HC Deb 05 July 1955 vol 543 cc1083-5

Where at the conclusion and determination of the trial of any case tried in the county court either party gives notice of appeal and satisfies the county court judge that he desires to appeal on a question of law upon which an appellate court has already given a ruling, the county court judge may give leave for the appeal to be taken direct to the House of Lords and the rules relating to an appeal from the Court of Appeal to the House of Lords shall thereupon apply to such appeal from the county court.—[Mr. Hale.]

Brought up and read the First time.

Mr. Hale

I beg to move, That the Clause be read a Second time.

This new Clause has the attractive title of "Leapfrogging Appeal," which is a phrase coined by the Evershed Committee, which rejected the proposal for permitting the leapfrogging appeal, which I had better define for the benefit of those hon. Members who have not had time to study the Report.
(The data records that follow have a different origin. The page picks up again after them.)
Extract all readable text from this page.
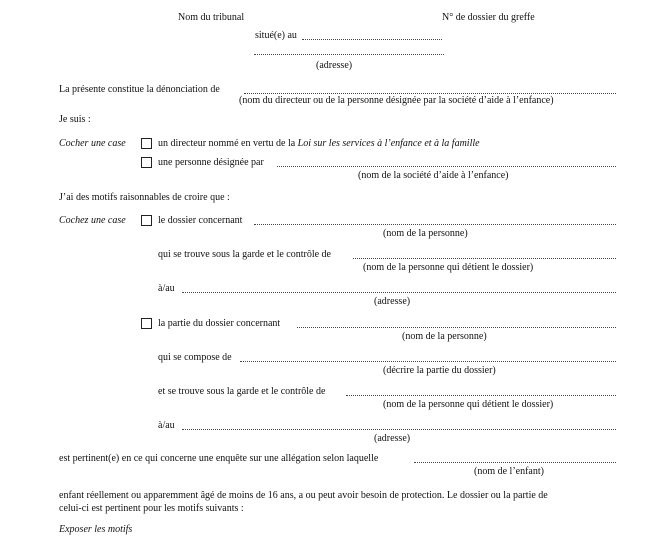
Nom du tribunal	N° de dossier du greffe
situé(e) au
(adresse)
La présente constitue la dénonciation de
(nom du directeur ou de la personne désignée par la société d’aide à l’enfance)
Je suis :
Cocher une case	un directeur nommé en vertu de la Loi sur les services à l’enfance et à la famille
une personne désignée par
(nom de la société d’aide à l’enfance)
J’ai des motifs raisonnables de croire que :
Cochez une case	le dossier concernant
(nom de la personne)
qui se trouve sous la garde et le contrôle de
(nom de la personne qui détient le dossier)
à/au
(adresse)
la partie du dossier concernant
(nom de la personne)
qui se compose de
(décrire la partie du dossier)
et se trouve sous la garde et le contrôle de
(nom de la personne qui détient le dossier)
à/au
(adresse)
est pertinent(e) en ce qui concerne une enquête sur une allégation selon laquelle
(nom de l’enfant)
enfant réellement ou apparemment âgé de moins de 16 ans, a ou peut avoir besoin de protection. Le dossier ou la partie de
celui-ci est pertinent pour les motifs suivants :
Exposer les motifs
A leapfrogging appeal is an appeal which permits the by-passing of a court which has already determined on the matter. If one wishes to test a long existing, or indeed a recent, decision of the Court of Appeal, and brings a case in the county court on the point, it is obviously a waste of time to go to the Court of Appeal under the germs now existing.

However the arguments may go on in the Court of Appeal and however much time may be taken, the Court of Appeal will inevitably say that it is bound by the existing decision, that it can do nothing about it, and that the only hope lies in going to the House of Lords. The leapfrogging appeal would permit, in appropriate cases and under the certificate of the judge, an appeal being made direct from the county court to the House of Lords, and thus saving a fantastic waste of time and money.

There are two arguments that are advanced against it. The first is that if one goes to the Court of Appeal, one says, "We will not argue the matter at length, because we are here on the way up and we are really going to the House of Lords," and that not much expense is incurred. That is true, but there is an item of expense and delay which is incurred, and there is a good deal of unnecessary work.

The Evershed Committee—and I quarrel very strongly with it—has said that the reason why one cannot do that is that the county court would not give such careful consideration of the facts and the notes as the House of Lords would need for the consideration and determination of the case. I see no reason for that at all, and I am talking only of cases in which the parties know beforehand that there is a determination before the thing is started to take the case to the House of Lords. These things do not arise by chance.

This is an attempt to test the existing law for the benefit of other cases. In those circumstances, the county court is certainly adequate, the case is carefully prepared and argued and there is no reason why adequate shorthand notes could not be taken and all the other steps taken. I cannot understand a county court judge not giving a leapfrogging decision in such circumstances, and I suggest that the matter is one for serious consideration of the learned Attorney-General.

The Attorney-General

I am sorry to disappoint the hon. Member for Oldham. West (Mr. Hale) at this hour of the evening, when we are nearly reaching the end of our labours and I think we may be able to finish the Committee stage by ten o'clock. This matter has been very fully considered by the Evershed Committee, which reported against it.

Mr. Hale

That Committee did not hear me on the subject.

The Attorney-General

That is its misfortune, but it is not a misfortune that we share.

The hon. Gentleman knows that the arguments on this question have been the subject of debate for years and have been well developed and stated. If he will look at paragraphs 561, 500 and 498 of the Evershed Report, he will see that they really are substantial. One of the difficulties always is in deciding whether a case before the county court is precisely covered by the decision of the Court of Appeal, and, when we get to the House of Lords, we might find that it was not. I therefore hope that the hon. Gentleman will forgive me for not expanding the reasons. I can only conclude by saying that we cannot accept his new Clause.

Mr. Hale

In view of what the Attorney-General has said, I beg to ask leave to withdraw the Motion.

Motion and Clause, by leave, withdrawn.